5. Born as Narendranath Datta, his name during his initial years as a monk in India was Swami Vividishananda, but he changed his name to Swami Vivekananda just prior to his visit to Chicago in 1893.

6. During the course of his life, Swami Vivekananda suffered from as many as 31 ailments and illnesses. Liver and kidney damage, insomnia, migraine, asthma, diabetes are to name a few. He was rumoured to discern and inflict intense pain on his human body and disregarded its presence throughout his life.

7. After the death of his guru Ramakrishna, Swami Vivekananda sought to travel the length and breadth of India as a wandering monk. It was during these travels that he gained extensive knowledge about the Hindu culture in India and came to understand the sufferings of the common man.

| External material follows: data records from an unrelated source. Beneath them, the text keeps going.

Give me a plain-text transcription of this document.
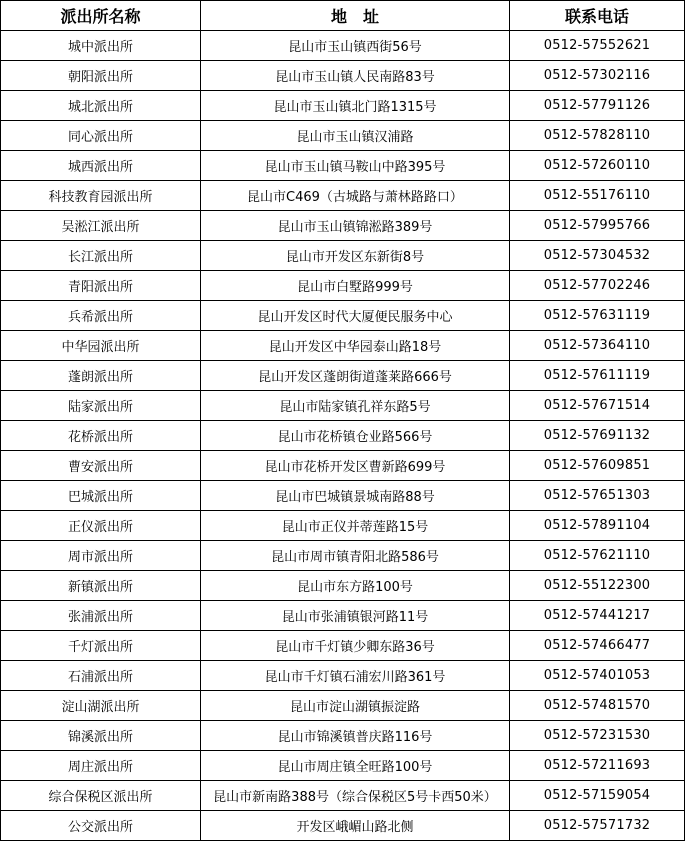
派出所名称	地　址	联系电话
城中派出所	昆山市玉山镇西街56号	0512-57552621
朝阳派出所	昆山市玉山镇人民南路83号	0512-57302116
城北派出所	昆山市玉山镇北门路1315号	0512-57791126
同心派出所	昆山市玉山镇汉浦路	0512-57828110
城西派出所	昆山市玉山镇马鞍山中路395号	0512-57260110
科技教育园派出所	昆山市C469（古城路与萧林路路口）	0512-55176110
吴淞江派出所	昆山市玉山镇锦淞路389号	0512-57995766
长江派出所	昆山市开发区东新街8号	0512-57304532
青阳派出所	昆山市白墅路999号	0512-57702246
兵希派出所	昆山开发区时代大厦便民服务中心	0512-57631119
中华园派出所	昆山开发区中华园泰山路18号	0512-57364110
蓬朗派出所	昆山开发区蓬朗街道蓬莱路666号	0512-57611119
陆家派出所	昆山市陆家镇孔祥东路5号	0512-57671514
花桥派出所	昆山市花桥镇仓业路566号	0512-57691132
曹安派出所	昆山市花桥开发区曹新路699号	0512-57609851
巴城派出所	昆山市巴城镇景城南路88号	0512-57651303
正仪派出所	昆山市正仪并蒂莲路15号	0512-57891104
周市派出所	昆山市周市镇青阳北路586号	0512-57621110
新镇派出所	昆山市东方路100号	0512-55122300
张浦派出所	昆山市张浦镇银河路11号	0512-57441217
千灯派出所	昆山市千灯镇少卿东路36号	0512-57466477
石浦派出所	昆山市千灯镇石浦宏川路361号	0512-57401053
淀山湖派出所	昆山市淀山湖镇振淀路	0512-57481570
锦溪派出所	昆山市锦溪镇普庆路116号	0512-57231530
周庄派出所	昆山市周庄镇全旺路100号	0512-57211693
综合保税区派出所	昆山市新南路388号（综合保税区5号卡西50米）	0512-57159054
公交派出所	开发区峨嵋山路北侧	0512-57571732
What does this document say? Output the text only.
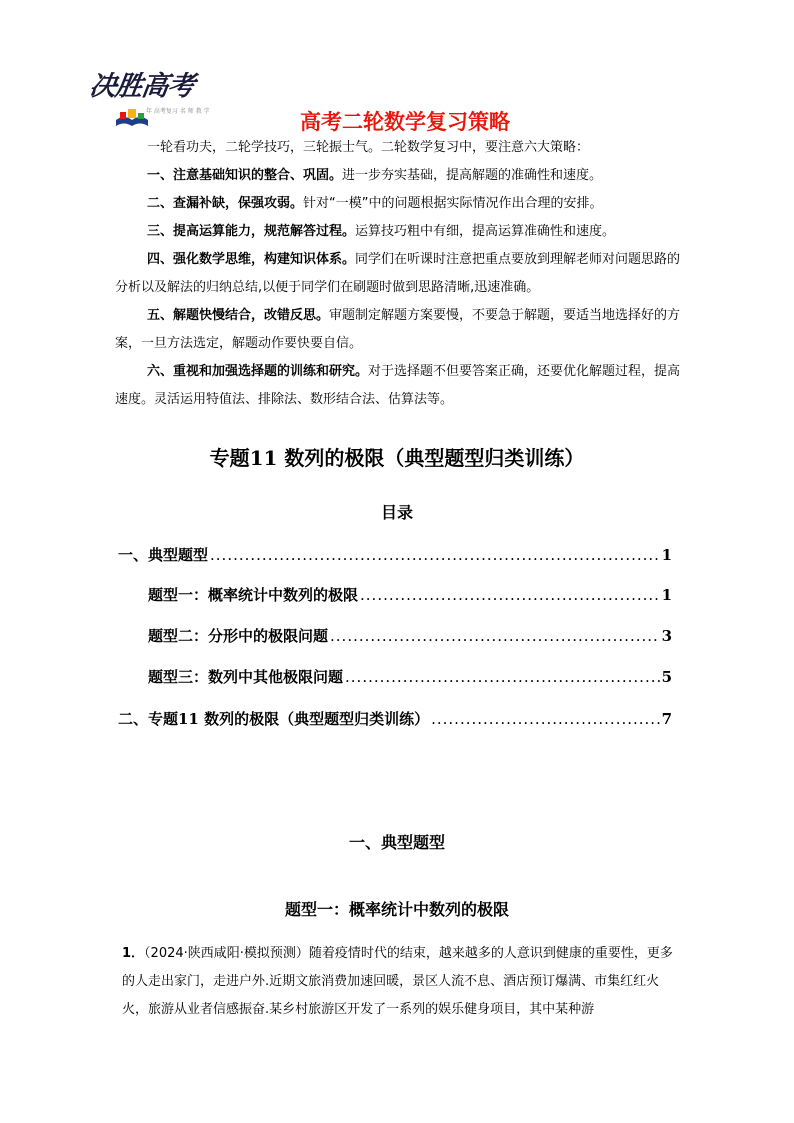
决胜高考
年 高考复习 名 师 教 学	高考二轮数学复习策略

一轮看功夫，二轮学技巧，三轮振士气。二轮数学复习中，要注意六大策略：

一、注意基础知识的整合、巩固。进一步夯实基础，提高解题的准确性和速度。

二、查漏补缺，保强攻弱。针对“一模”中的问题根据实际情况作出合理的安排。

三、提高运算能力，规范解答过程。运算技巧粗中有细，提高运算准确性和速度。

四、强化数学思维，构建知识体系。同学们在听课时注意把重点要放到理解老师对问题思路的分析以及解法的归纳总结,以便于同学们在刷题时做到思路清晰,迅速准确。

五、解题快慢结合，改错反思。审题制定解题方案要慢，不要急于解题，要适当地选择好的方案，一旦方法选定，解题动作要快要自信。

六、重视和加强选择题的训练和研究。对于选择题不但要答案正确，还要优化解题过程，提高速度。灵活运用特值法、排除法、数形结合法、估算法等。

专题11 数列的极限（典型题型归类训练）
目录
一、典型题型 .....	1
题型一：概率统计中数列的极限 .....	1
题型二：分形中的极限问题 .....	3
题型三：数列中其他极限问题 .....	5
二、专题11 数列的极限（典型题型归类训练） .....	7
一、典型题型
题型一：概率统计中数列的极限

1．（2024·陕西咸阳·模拟预测）随着疫情时代的结束，越来越多的人意识到健康的重要性，更多的人走出家门，走进户外.近期文旅消费加速回暖，景区人流不息、酒店预订爆满、市集红红火火，旅游从业者信感振奋.某乡村旅游区开发了一系列的娱乐健身项目，其中某种游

8. Swami Vivekananda’s uncontested wisdom and eloquence as an orator and leader were made known to the world during his few years in public life. However, it is known by few that he was an average scorer all through his academic life. It is believed that he could only score 47 per cent at the university entrance level examination and around 50 per cent in his BA examinations. Moreover, he was said to be terrible at English grammar.

9. During his early days as a monk, he was unknown and often did not receive a platform to preach his teachings to the world. However, that changed when he was invited to speak at the Parliament of Religions held in Chicago in 1893, at which he represented Hinduism. The speech impressed the attendees so much that Swami Vivekananda went on to become India’s spiritual ambassador in America, and his teachings spread across the entire world.

10. Swami Vivekananda had many-a-times predicted his own demise, reiterating that he would not live beyond 40 years of age. His predictions came true in 1902 when he died at the age of 39 years due to a ruptured blood vessel in his brain.